Le fils du sénateur romain construisit une église pour remplacer l’oratoire, dédiée à Notre-Dame des Martyrs, et en fit un siège épiscopal, — le premier de la nation française. Un endroit bien mémorable pour la nation française à coup sûr ? Et méritant peut-être un petit souvenir ou monument commémoratif — croix, inscription ou quelque chose d’analogue ? Ou donc supposez-vous que cette première cathédrale de la chrétienté française s’est élevée, et de quel monument a-t-elle été honorée ? Elle s’élevait là où nous nous tenons en ce moment mon compagnon, qui que vous soyez, et le monument dont elle a été honorée est cette cheminée, dont le gonfalon de fumée nous couvre d’obscurité, le plus récent effort de l’art moderne à Amiens, la cheminée de Saint-Acheul.

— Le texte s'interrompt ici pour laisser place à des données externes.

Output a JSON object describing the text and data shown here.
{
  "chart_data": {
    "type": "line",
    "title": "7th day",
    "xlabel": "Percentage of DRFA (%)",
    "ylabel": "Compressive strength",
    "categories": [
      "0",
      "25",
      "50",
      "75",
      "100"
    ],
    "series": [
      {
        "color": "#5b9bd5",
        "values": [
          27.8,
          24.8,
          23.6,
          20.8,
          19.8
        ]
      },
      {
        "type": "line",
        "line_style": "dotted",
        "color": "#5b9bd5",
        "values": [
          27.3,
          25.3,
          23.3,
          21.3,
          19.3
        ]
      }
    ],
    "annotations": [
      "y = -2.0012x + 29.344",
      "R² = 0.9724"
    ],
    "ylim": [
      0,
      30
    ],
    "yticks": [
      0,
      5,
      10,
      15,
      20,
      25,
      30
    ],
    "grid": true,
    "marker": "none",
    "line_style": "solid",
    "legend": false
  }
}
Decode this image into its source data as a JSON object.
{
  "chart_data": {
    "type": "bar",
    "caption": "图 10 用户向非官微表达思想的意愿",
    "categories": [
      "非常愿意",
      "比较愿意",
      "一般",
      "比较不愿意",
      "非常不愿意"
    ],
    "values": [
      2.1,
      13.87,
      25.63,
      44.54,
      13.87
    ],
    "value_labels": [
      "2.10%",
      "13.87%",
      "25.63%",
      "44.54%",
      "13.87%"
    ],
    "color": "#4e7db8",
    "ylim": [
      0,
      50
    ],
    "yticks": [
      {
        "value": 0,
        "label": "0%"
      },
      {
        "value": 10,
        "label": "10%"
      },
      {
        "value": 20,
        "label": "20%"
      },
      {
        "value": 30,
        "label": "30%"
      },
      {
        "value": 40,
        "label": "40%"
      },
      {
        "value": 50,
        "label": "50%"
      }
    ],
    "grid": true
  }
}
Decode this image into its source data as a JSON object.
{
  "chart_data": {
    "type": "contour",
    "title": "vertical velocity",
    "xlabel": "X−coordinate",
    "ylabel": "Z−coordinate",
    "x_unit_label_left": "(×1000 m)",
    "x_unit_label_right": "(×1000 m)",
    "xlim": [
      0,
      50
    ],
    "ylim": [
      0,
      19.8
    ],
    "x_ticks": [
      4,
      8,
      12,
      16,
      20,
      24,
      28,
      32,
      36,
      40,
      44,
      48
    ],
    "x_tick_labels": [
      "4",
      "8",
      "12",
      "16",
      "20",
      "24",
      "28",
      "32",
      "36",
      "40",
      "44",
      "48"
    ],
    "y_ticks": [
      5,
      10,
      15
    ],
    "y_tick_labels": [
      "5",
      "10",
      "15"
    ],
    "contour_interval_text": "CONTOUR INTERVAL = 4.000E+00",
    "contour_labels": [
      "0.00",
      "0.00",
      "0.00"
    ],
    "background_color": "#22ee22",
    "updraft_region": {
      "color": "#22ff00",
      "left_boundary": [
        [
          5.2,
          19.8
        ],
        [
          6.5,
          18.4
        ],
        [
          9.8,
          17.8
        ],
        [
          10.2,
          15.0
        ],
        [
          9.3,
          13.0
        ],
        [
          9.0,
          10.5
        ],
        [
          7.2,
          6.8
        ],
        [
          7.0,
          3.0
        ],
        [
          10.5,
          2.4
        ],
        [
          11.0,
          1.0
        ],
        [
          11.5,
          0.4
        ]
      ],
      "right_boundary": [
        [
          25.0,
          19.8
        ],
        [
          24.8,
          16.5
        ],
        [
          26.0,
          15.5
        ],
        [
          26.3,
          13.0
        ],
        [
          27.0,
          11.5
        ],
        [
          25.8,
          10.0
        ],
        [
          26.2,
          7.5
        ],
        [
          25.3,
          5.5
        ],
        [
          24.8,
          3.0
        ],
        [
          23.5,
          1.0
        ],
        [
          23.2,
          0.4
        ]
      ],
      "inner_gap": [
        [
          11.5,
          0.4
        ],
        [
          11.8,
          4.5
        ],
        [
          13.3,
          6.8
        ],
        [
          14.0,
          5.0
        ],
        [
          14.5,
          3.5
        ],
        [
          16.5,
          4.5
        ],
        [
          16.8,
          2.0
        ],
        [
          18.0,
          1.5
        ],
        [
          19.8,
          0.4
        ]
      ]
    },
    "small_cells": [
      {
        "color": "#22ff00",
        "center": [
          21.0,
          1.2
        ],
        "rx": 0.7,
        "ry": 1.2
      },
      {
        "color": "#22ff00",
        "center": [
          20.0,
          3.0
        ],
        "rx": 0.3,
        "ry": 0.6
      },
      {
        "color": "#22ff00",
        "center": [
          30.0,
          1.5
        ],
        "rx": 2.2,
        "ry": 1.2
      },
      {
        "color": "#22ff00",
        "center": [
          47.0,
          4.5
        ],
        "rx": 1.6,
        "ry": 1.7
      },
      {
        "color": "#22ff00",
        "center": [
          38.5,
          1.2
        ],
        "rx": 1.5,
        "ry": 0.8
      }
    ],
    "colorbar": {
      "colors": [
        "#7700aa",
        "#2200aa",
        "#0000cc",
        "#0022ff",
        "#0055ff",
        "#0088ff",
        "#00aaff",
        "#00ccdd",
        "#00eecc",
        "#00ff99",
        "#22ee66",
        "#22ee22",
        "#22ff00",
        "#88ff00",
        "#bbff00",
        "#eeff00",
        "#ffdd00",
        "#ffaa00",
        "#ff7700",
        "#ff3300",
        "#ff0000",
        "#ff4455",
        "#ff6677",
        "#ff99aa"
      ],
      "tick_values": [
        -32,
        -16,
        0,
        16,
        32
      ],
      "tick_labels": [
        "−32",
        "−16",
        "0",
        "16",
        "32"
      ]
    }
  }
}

La première cathédrale, vous remarquerez, de la nation française ; plus exactement le premier germe de cathédrale pour la nation française — qui n’est pas encore là ; seul ce tombeau d’un martyr est ici, cette église de Notre-Dame des Martyrs, restant sur le flanc de la colline jusqu’à ce que le pouvoir des Romains disparaisse.

La cité et l’autel tombent avec lui, foulés aux pieds par des tribus sauvages ; le tombeau est oublié — quand, à la fin, les Francs du nord couvrant de leur dernier flot ces dunes de la Somme s’est arrêté ici et ici l’étendard franc est planté, et le royaume français fondé.

9. Ici leur première capitale, ici les premiers pas[14] des Francs en France ! Réfléchissez à cela. Dans tout le sud il y a des Gaulois, des Burgondes, des Bretons, des nations de cœur plus triste, d’esprit plus morose. Passé leur frontière, leur limite extrême, voici enfin les Francs, source de toute Franchise pour notre Europe. Vous avez entendu le mot en Angleterre, avant ce jour, mais de mot anglais, il n’y en a pas pour signifier cela. L’honnêteté nous l’avons, et elle nous vient de nous-mêmes, mais la Franchise nous devons l’apprendre de ceux-ci ; bien plus, toutes nos nations de l’ouest seront dans quelques siècles connues sous le nom de Franks. Franks du Paris qui doit exister, en un temps à venir, mais le Français de Paris est, en l’an de grâce 500, une langue aussi inconnue à Paris qu’à Stratford-att-ye-Bowe. Le Français d’Amiens est la forme royale et le parler de cour du langage chrétien, Paris étant encore dans la boue lutécienne pour devenir un jour un champ de toits peut-être, en temps voulu. Ici près de la Somme qui doucement brille, règnent Clovis et sa Clotilde.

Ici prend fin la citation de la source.